= Jules Repond =

Swiss politician, journalist and lawyer (1853–1933)

Jules Maxime Repond (1853–1933) was a Swiss lawyer and law professor, writer and journalist, politician, entrepreneur and military officer. He served as commander of the Pontifical Swiss Guard for eleven years, during 1910 to 1921.

He was the son of Elie Jean Joseph Repond and Augustine, née Sprenger, of Villarvolard, canton of Fribourg, and elder brother of psychiatrist Paul Repond.

Repond was professor for Roman Law at Fribourg University from 1880. He was elected to the Grand Council of Fribourg as representative of the Gruyère District in 1882.
He was editor of Le Bien public, the journal of the liberal-conservative party of Fribourg (1879–1888) and wrote for a number of newspapers including the Gazette de Lausanne. He was president of the Swiss Alpine Club in 1907. He also established the first Raiffeisenbank in the canton of Fribourg.
In 1905 he purchased Chenaleyres castle in Autafond. In the Swiss Army, he was promoted to the rank of Colonel brigadier (OF-6) in 1902. As commander of the 3rd Swiss infantry brigade from 1902 to 1908 he was noted for his strict discipline, and especially his opposition to alcohol abuse.

Pope Pius X chose Repond as successor of Leopold Meyer von Schauensee in 1910. During his eleven-year service, Repond was instrumental in developing the Pontifical Swiss Guard into its modern form. He noted that the "Swiss Guards" in the Vatican were mostly "Swiss" only in name, born in Rome to parents of Swiss descent and speaking the Roman Trastevere dialect. He proposed to recruit only native citizens of Switzerland during his command. He re-organized the guard corps, whose service had become a very relaxed position of purely ceremonial nature, introducing rigorous military exercise. He also attempted to introduce modern arms, but Pius X only permitted the presence of firearms if they were not functional. Repond's reforms and strict discipline were not well received by the corps, culminating in a week of open mutiny in July 1913.

In his project to restore the Swiss Guard to its former prestige, Repond also dedicated himself to the study of historical costume, with the aim of designing a new uniform that would be both reflective of the historical Swiss costume of the 16th century and suited for military exercise. The result of his studies was published as Le costume de la Garde suisse pontificale et la Renaissance italienne (1917). Repond designed the distinctive Renaissance-style uniforms still worn by the modern Swiss Guard. The new uniforms were completed in May 1914. Repond also designed the modern banner of the Swiss Guard, quartered by a Swiss cross, with the papal coat of arms of the reigning pope in the upper hoist and the Della Rovere coat of arms of Julius II in the lower fly, and a vignette with the commander's coat of arms in the center. Pius X rejected the proposal, and the first such banner was made in 1914, with the della Chieasa coat of arms of Benedict XV.

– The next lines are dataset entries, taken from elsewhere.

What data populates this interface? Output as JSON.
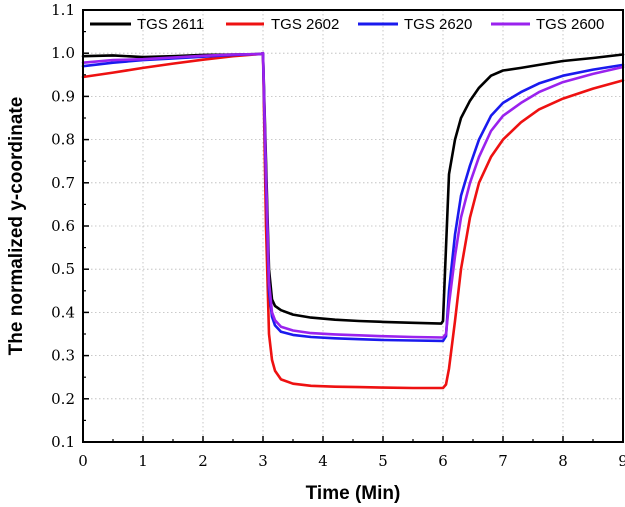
{
  "chart_data": {
    "type": "line",
    "title": "",
    "xlabel": "Time (Min)",
    "ylabel": "The normalized y-coordinate",
    "xlim": [
      0,
      9
    ],
    "ylim": [
      0.1,
      1.1
    ],
    "xticks": [
      0,
      1,
      2,
      3,
      4,
      5,
      6,
      7,
      8,
      9
    ],
    "yticks": [
      0.1,
      0.2,
      0.3,
      0.4,
      0.5,
      0.6,
      0.7,
      0.8,
      0.9,
      1.0,
      1.1
    ],
    "xtick_labels": [
      "0",
      "1",
      "2",
      "3",
      "4",
      "5",
      "6",
      "7",
      "8",
      "9"
    ],
    "ytick_labels": [
      "0.1",
      "0.2",
      "0.3",
      "0.4",
      "0.5",
      "0.6",
      "0.7",
      "0.8",
      "0.9",
      "1.0",
      "1.1"
    ],
    "grid": true,
    "legend_position": "top",
    "series": [
      {
        "name": "TGS 2611",
        "color": "#000000",
        "x": [
          0,
          0.5,
          1,
          1.5,
          2,
          2.5,
          2.95,
          3.0,
          3.05,
          3.1,
          3.15,
          3.2,
          3.3,
          3.5,
          3.8,
          4.2,
          4.6,
          5.0,
          5.5,
          5.97,
          6.0,
          6.05,
          6.1,
          6.2,
          6.3,
          6.45,
          6.6,
          6.8,
          7.0,
          7.3,
          7.6,
          8.0,
          8.5,
          9.0
        ],
        "y": [
          0.993,
          0.995,
          0.991,
          0.993,
          0.996,
          0.997,
          0.998,
          1.0,
          0.75,
          0.5,
          0.43,
          0.415,
          0.405,
          0.395,
          0.388,
          0.383,
          0.38,
          0.378,
          0.376,
          0.374,
          0.38,
          0.55,
          0.72,
          0.8,
          0.85,
          0.89,
          0.92,
          0.948,
          0.96,
          0.966,
          0.973,
          0.982,
          0.989,
          0.997
        ]
      },
      {
        "name": "TGS 2602",
        "color": "#ee1111",
        "x": [
          0,
          0.5,
          1,
          1.5,
          2,
          2.5,
          2.95,
          3.0,
          3.05,
          3.1,
          3.15,
          3.2,
          3.3,
          3.5,
          3.8,
          4.2,
          4.6,
          5.0,
          5.5,
          6.0,
          6.05,
          6.1,
          6.2,
          6.3,
          6.45,
          6.6,
          6.8,
          7.0,
          7.3,
          7.6,
          8.0,
          8.5,
          9.0
        ],
        "y": [
          0.945,
          0.955,
          0.966,
          0.976,
          0.985,
          0.993,
          0.998,
          1.0,
          0.6,
          0.35,
          0.29,
          0.265,
          0.245,
          0.235,
          0.23,
          0.228,
          0.227,
          0.226,
          0.225,
          0.225,
          0.233,
          0.27,
          0.38,
          0.5,
          0.62,
          0.7,
          0.76,
          0.8,
          0.84,
          0.87,
          0.895,
          0.918,
          0.937
        ]
      },
      {
        "name": "TGS 2620",
        "color": "#1a1aee",
        "x": [
          0,
          0.5,
          1,
          1.5,
          2,
          2.5,
          2.95,
          3.0,
          3.05,
          3.1,
          3.15,
          3.2,
          3.3,
          3.5,
          3.8,
          4.2,
          4.6,
          5.0,
          5.5,
          6.0,
          6.05,
          6.1,
          6.2,
          6.3,
          6.45,
          6.6,
          6.8,
          7.0,
          7.3,
          7.6,
          8.0,
          8.5,
          9.0
        ],
        "y": [
          0.97,
          0.978,
          0.984,
          0.988,
          0.992,
          0.996,
          0.998,
          1.0,
          0.7,
          0.45,
          0.39,
          0.37,
          0.355,
          0.348,
          0.343,
          0.34,
          0.338,
          0.336,
          0.335,
          0.334,
          0.345,
          0.45,
          0.58,
          0.67,
          0.74,
          0.8,
          0.855,
          0.885,
          0.91,
          0.93,
          0.948,
          0.962,
          0.973
        ]
      },
      {
        "name": "TGS 2600",
        "color": "#9a22ee",
        "x": [
          0,
          0.5,
          1,
          1.5,
          2,
          2.5,
          2.95,
          3.0,
          3.05,
          3.1,
          3.15,
          3.2,
          3.3,
          3.5,
          3.8,
          4.2,
          4.6,
          5.0,
          5.5,
          6.0,
          6.05,
          6.1,
          6.2,
          6.3,
          6.45,
          6.6,
          6.8,
          7.0,
          7.3,
          7.6,
          8.0,
          8.5,
          9.0
        ],
        "y": [
          0.978,
          0.984,
          0.986,
          0.99,
          0.994,
          0.997,
          0.998,
          1.0,
          0.72,
          0.47,
          0.4,
          0.382,
          0.367,
          0.358,
          0.352,
          0.349,
          0.347,
          0.345,
          0.343,
          0.342,
          0.35,
          0.42,
          0.53,
          0.62,
          0.7,
          0.76,
          0.82,
          0.855,
          0.885,
          0.91,
          0.933,
          0.952,
          0.968
        ]
      }
    ]
  }
}
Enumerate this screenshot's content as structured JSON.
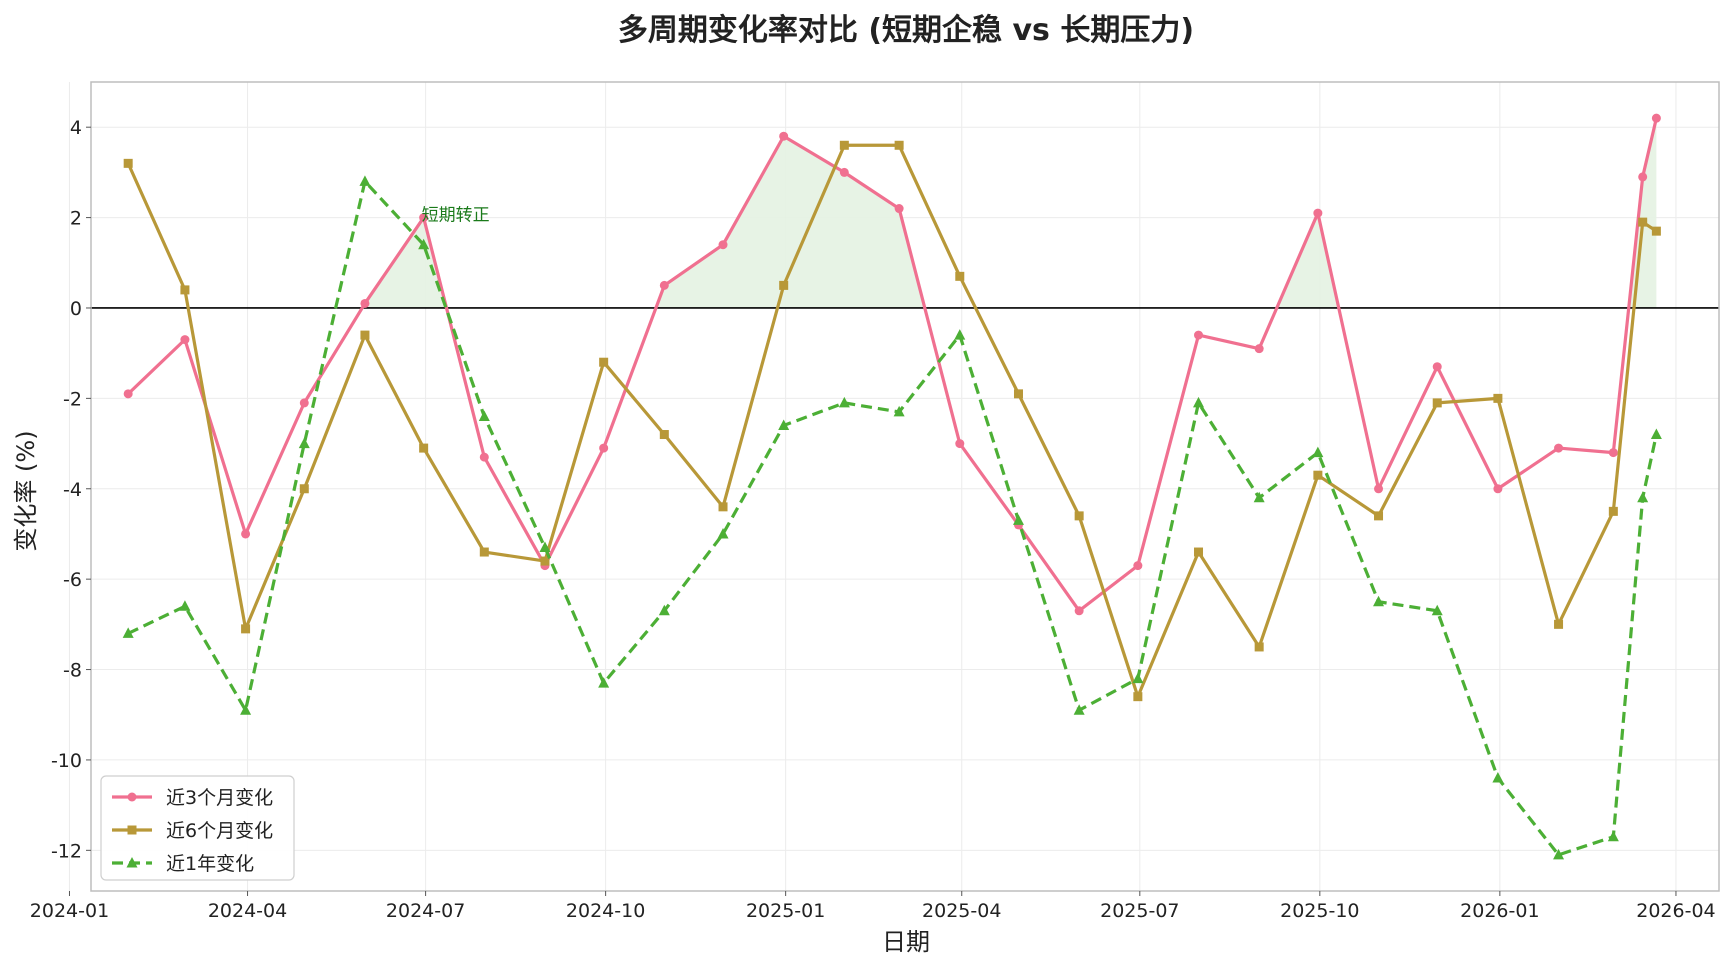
{
  "chart_data": {
    "type": "line",
    "title": "多周期变化率对比 (短期企稳 vs 长期压力)",
    "xlabel": "日期",
    "ylabel": "变化率 (%)",
    "ylim": [
      -12.9,
      5.0
    ],
    "xlim": [
      "2024-01-12",
      "2026-04-23"
    ],
    "yticks": [
      4,
      2,
      0,
      -2,
      -4,
      -6,
      -8,
      -10,
      -12
    ],
    "ytick_labels": [
      "4",
      "2",
      "0",
      "-2",
      "-4",
      "-6",
      "-8",
      "-10",
      "-12"
    ],
    "xticks": [
      "2024-01-01",
      "2024-04-01",
      "2024-07-01",
      "2024-10-01",
      "2025-01-01",
      "2025-04-01",
      "2025-07-01",
      "2025-10-01",
      "2026-01-01",
      "2026-04-01"
    ],
    "xtick_labels": [
      "2024-01",
      "2024-04",
      "2024-07",
      "2024-10",
      "2025-01",
      "2025-04",
      "2025-07",
      "2025-10",
      "2026-01",
      "2026-04"
    ],
    "grid": true,
    "legend_position": "lower-left",
    "zero_line": true,
    "x": [
      "2024-01-31",
      "2024-02-29",
      "2024-03-31",
      "2024-04-30",
      "2024-05-31",
      "2024-06-30",
      "2024-07-31",
      "2024-08-31",
      "2024-09-30",
      "2024-10-31",
      "2024-11-30",
      "2024-12-31",
      "2025-01-31",
      "2025-02-28",
      "2025-03-31",
      "2025-04-30",
      "2025-05-31",
      "2025-06-30",
      "2025-07-31",
      "2025-08-31",
      "2025-09-30",
      "2025-10-31",
      "2025-11-30",
      "2025-12-31",
      "2026-01-31",
      "2026-02-28",
      "2026-03-15",
      "2026-03-22"
    ],
    "series": [
      {
        "name": "近3个月变化",
        "color": "#f07090",
        "marker": "circle",
        "dash": "solid",
        "values": [
          -1.9,
          -0.7,
          -5.0,
          -2.1,
          0.1,
          2.0,
          -3.3,
          -5.7,
          -3.1,
          0.5,
          1.4,
          3.8,
          3.0,
          2.2,
          -3.0,
          -4.8,
          -6.7,
          -5.7,
          -0.6,
          -0.9,
          2.1,
          -4.0,
          -1.3,
          -4.0,
          -3.1,
          -3.2,
          2.9,
          4.2
        ]
      },
      {
        "name": "近6个月变化",
        "color": "#b89838",
        "marker": "square",
        "dash": "solid",
        "values": [
          3.2,
          0.4,
          -7.1,
          -4.0,
          -0.6,
          -3.1,
          -5.4,
          -5.6,
          -1.2,
          -2.8,
          -4.4,
          0.5,
          3.6,
          3.6,
          0.7,
          -1.9,
          -4.6,
          -8.6,
          -5.4,
          -7.5,
          -3.7,
          -4.6,
          -2.1,
          -2.0,
          -7.0,
          -4.5,
          1.9,
          1.7
        ]
      },
      {
        "name": "近1年变化",
        "color": "#4caf35",
        "marker": "triangle",
        "dash": "dashed",
        "values": [
          -7.2,
          -6.6,
          -8.9,
          -3.0,
          2.8,
          1.4,
          -2.4,
          -5.3,
          -8.3,
          -6.7,
          -5.0,
          -2.6,
          -2.1,
          -2.3,
          -0.6,
          -4.7,
          -8.9,
          -8.2,
          -2.1,
          -4.2,
          -3.2,
          -6.5,
          -6.7,
          -10.4,
          -12.1,
          -11.7,
          -4.2,
          -2.8
        ]
      }
    ],
    "fill_between": {
      "series": "近3个月变化",
      "condition": "> 0",
      "color": "#e4f2e2"
    },
    "annotations": [
      {
        "text": "短期转正",
        "x": "2024-06-30",
        "y": 2.0,
        "color": "#1a7a1a"
      }
    ]
  }
}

After his retirement from service in 1921, Repond dedicated himself to the study of archaeology, especially on the topic of clothing in the ancient world. His monograph on the topic, Les secrets de la draperie antique was published with the Pontifical Academy of Archaeology in 1931.

Repond was a recipient of the Order of Pope Pius IX and of the Order of St. Gregory the Great.